Monday, January 28, 2013

Unexpected Connections: The Wheel of Time and The Pendragon Adventures

Today's feature by Madeline Barnicle kicks off a new series of articles here at Fantasy Matters entitled "Unexpected Connections," in which we examine works of fantasy and science fiction that on the surface seem completely different, but that present an interesting connection when examined more closely.  Enjoy!


In most works of speculative fiction (at least ones designed for an adult audience) the risk of character death looms over the plot. By and large, our heroes and villains know what they're getting into, and are prepared to risk their lives in the service of whatever their cause may be. As readers, having characters die alerts us to the risks and scale of the conflicts being narrated. Authors or movie-writers who don't want to go down that road can instead have less-permanent threats to their heroes as things go wrong, but as the stakes get higher, surely the risks escalate towards the end of a character's life, after which there is no more to be done...

Right?

Two series aren't content to let sleeping- the- sleep- of- death dogs lie. Both the epic Wheel of Time series and DJ MacHale's The Pendragon Adventures go back and forth on the permanence of death until the protagonists are almost as baffled as the clueless readers.

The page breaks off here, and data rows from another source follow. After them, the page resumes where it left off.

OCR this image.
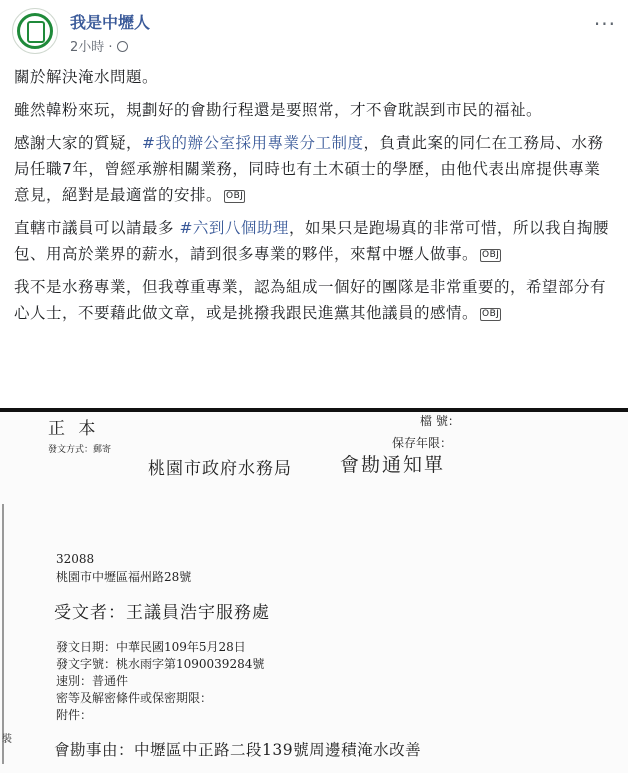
我是中壢人
2小時 ·
···

關於解決淹水問題。

雖然韓粉來玩，規劃好的會勘行程還是要照常，才不會耽誤到市民的福祉。

感謝大家的質疑，#我的辦公室採用專業分工制度，負責此案的同仁在工務局、水務局任職7年，曾經承辦相關業務，同時也有土木碩士的學歷，由他代表出席提供專業意見，絕對是最適當的安排。 OBJ

直轄市議員可以請最多 #六到八個助理，如果只是跑場真的非常可惜，所以我自掏腰包、用高於業界的薪水，請到很多專業的夥伴，來幫中壢人做事。 OBJ

我不是水務專業，但我尊重專業，認為組成一個好的團隊是非常重要的，希望部分有心人士，不要藉此做文章，或是挑撥我跟民進黨其他議員的感情。 OBJ

正 本
發文方式：郵寄
檔 號：
保存年限：
桃園市政府水務局	會勘通知單
32088
桃園市中壢區福州路28號
受文者：王議員浩宇服務處
發文日期：中華民國109年5月28日
發文字號：桃水雨字第1090039284號
速別：普通件
密等及解密條件或保密期限：
附件：
裝
會勘事由：中壢區中正路二段139號周邊積淹水改善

The Wheel of Time includes a gang of villains known as the Forsaken, thirteen powerful magicians from a bygone era who have been imprisoned and asleep for thousands of years, but who slowly sneak out to do the work of evil. With the series topping out at fourteen books, that would give our heroes plenty of time to pick them off one by one, even if they choose to induct a newcomer to the ranks.

The problem is that the Forsaken don't stay dead. When some of them get killed, they can be resurrected by "the Dark One," a personified force of evil. There is also an offscreen "Creator," but it doesn't go about restoring the good guys; instead, the heroes learn "death cannot be [magically] Healed" and leave it at that. So the protagonists have the deck stacked against them without a clear idea why, while the Forsaken have less skin in the game. By the end of the series, the Dark One is putting even its living followers in new bodies, just to annoy them, and the heroes are unable to keep track of just whom they've killed. Small wonder it gets mocked.

But when it comes to inconsistent stakes, The Pendragon Adventure has it worse. With a younger target audience in mind, it could certainly be excused not permanently taking characters out of the scene. But it doesn't go that route; a minor character is killed off in the first of ten books, and a more important character dies in the next one. Just as frustrating for the magical group of heroes, or "Travelers," the villain, Saint Dane, is able to quickly recover from injuries he sustains. Saint Dane taunts the Travelers with the idea that he's no different from them, but they can't keep up with him.

Then, suddenly, good news! Main character Bobby uses his powers to bring his friend Loor back from the brink of death if not beyond. At last, the Travelers can keep up with Saint Dane... although if nobody can be killed, the stakes have just unnaturally dropped.

But then bad news! The Travelers discover that their power comes at the expense of the otherworldly realm of Solara. Saint Dane is only too happy to draw on that power and disrupt Solara, but the good Travelers must ration their resources.

Good news! Solara is actually where everyone goes after their death, no matter what they've done with their mortal life! So even if the Travelers are parted by death, they will eventually be reunited!

Bad news! MacHale has written himself into a corner with no way to threaten any of his good characters, so he has to make something up about Saint Dane cutting off anyone who betrays him from Solara, with eternal oblivion the new reward for trying to return to the side of right.

Worse news, all of these sudden abrupt changes in the stakes arrive way too late in the series to make sense in terms of what has come before, and instead smack of confusion... oh well.

In both cases, the books are long and numerous enough that there's lots of room for twists in the plot and new discoveries about the rules of the cosmos before the end. But at the same time, that means there's been a lot more storyline that's gone before only for new developments to throw a spanner in the works. The series also both touch on issues of free will and determinism by the end, in ways that don't always seem to align with what's come before, but it's the impermanence of character death—and the confusion it brings—that stands out most for me.